With this enormous interest in autonomous cars, there are benefits and drawbacks for social and sustainability goals. Let’s start with the benefits: When cars are able to communicate with each other and use algorithms to find the fastest way from point A to point B, they are able to optimize routes, therefore saving time and fuel. Among the worst-case scenarios is cyber-sabotage: hackers could take control over the ‘autonomous’ cars and only give them free in return for ransom. Another important aspect here to mention is that, if autonomous vehicles fully take over our roads, a lot of jobs – truckers, delivery or taxi drivers – will be lost. Governments need to prepare a social plan for these people, because in Germany and the US 500.000 and 3.5 million truck driving jobs are at stake, respectively.,
“For the loser now will be later to win”: Fintechs Take Over Financial Markets
Digitalization could also be a game changer for the financial sector. The financial system is in the middle of a dramatic change, because of a new emerging industry sector, Fintech. Fintech, short for Financial Technology, is an economic sector composed of companies, which try to create and foster advanced and new developments in the financial sector. Paying with the smartphone or comparing different insurances to look for the cheapest one: two examples of Fintech services, which have become ubiquitous. But there are a lot more, like robot advisors for portfolio management, crowdfunding platforms or blockchain.
Their main goal is to make to make financial services and transactions more efficient and easier to use. The disruptive power of Fintech could lead to cut in costs and improve the quality of financial services, creating access for those who were formerly “unbanked”. This starts with lower interest rates for loans, expands to cover better algorithms for assessing risk, and a more diversified portfolio.

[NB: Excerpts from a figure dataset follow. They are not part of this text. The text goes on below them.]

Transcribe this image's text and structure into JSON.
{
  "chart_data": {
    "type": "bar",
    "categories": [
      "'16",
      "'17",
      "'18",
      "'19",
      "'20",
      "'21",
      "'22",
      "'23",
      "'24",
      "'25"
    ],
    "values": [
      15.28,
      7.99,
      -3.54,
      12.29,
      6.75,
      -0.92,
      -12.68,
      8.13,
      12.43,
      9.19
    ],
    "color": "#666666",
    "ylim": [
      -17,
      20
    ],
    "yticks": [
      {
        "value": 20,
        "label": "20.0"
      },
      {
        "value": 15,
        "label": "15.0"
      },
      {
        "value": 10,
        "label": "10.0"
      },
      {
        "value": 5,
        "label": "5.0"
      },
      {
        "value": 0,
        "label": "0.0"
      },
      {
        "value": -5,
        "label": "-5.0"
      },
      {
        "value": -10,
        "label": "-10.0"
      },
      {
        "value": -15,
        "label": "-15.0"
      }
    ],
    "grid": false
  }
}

“Don’t speak too soon, for the wheel’s still in spin”, and the Sustainability Impact Unsettled
Despite the huge potential for positive development, ICT and the Digitalization clearly have a dark side. The major materials required for ICT are either dangerous to the environment, mined under hazardous conditions or both. Intelligence agencies use personal smart devices for mass surveillance. The IoT, with its low security standards, can easily be transformed to a botnet and be used for hacker attacks. With the digital disruption come social problems: What will happen to the people, whose jobs will be replaced by machines or robots? Will energy saved through efficiency be outweighed by higher electricity use for ICT? These are important questions that must be considered by policy makers and companies moving forward.
But I’d like to leave you with a positive outlook: I think the future is very bright, as the positive effects of the digitalization dominate the negative effects. Indeed, the negative sides could be eliminated, if policy makers, business and customers work together and adopt the new technologies in a responsible and sustainable way.
I want to thank the people at oikos and Engagement Migros for giving me this great opportunity to do research on the Digital Economy and Sustainability. And I would like to close this recap on my work with a quote from Bill Gates: “The advance of technology is based on making it fit in so that you don’t really even notice it, so it’s part of everyday life.”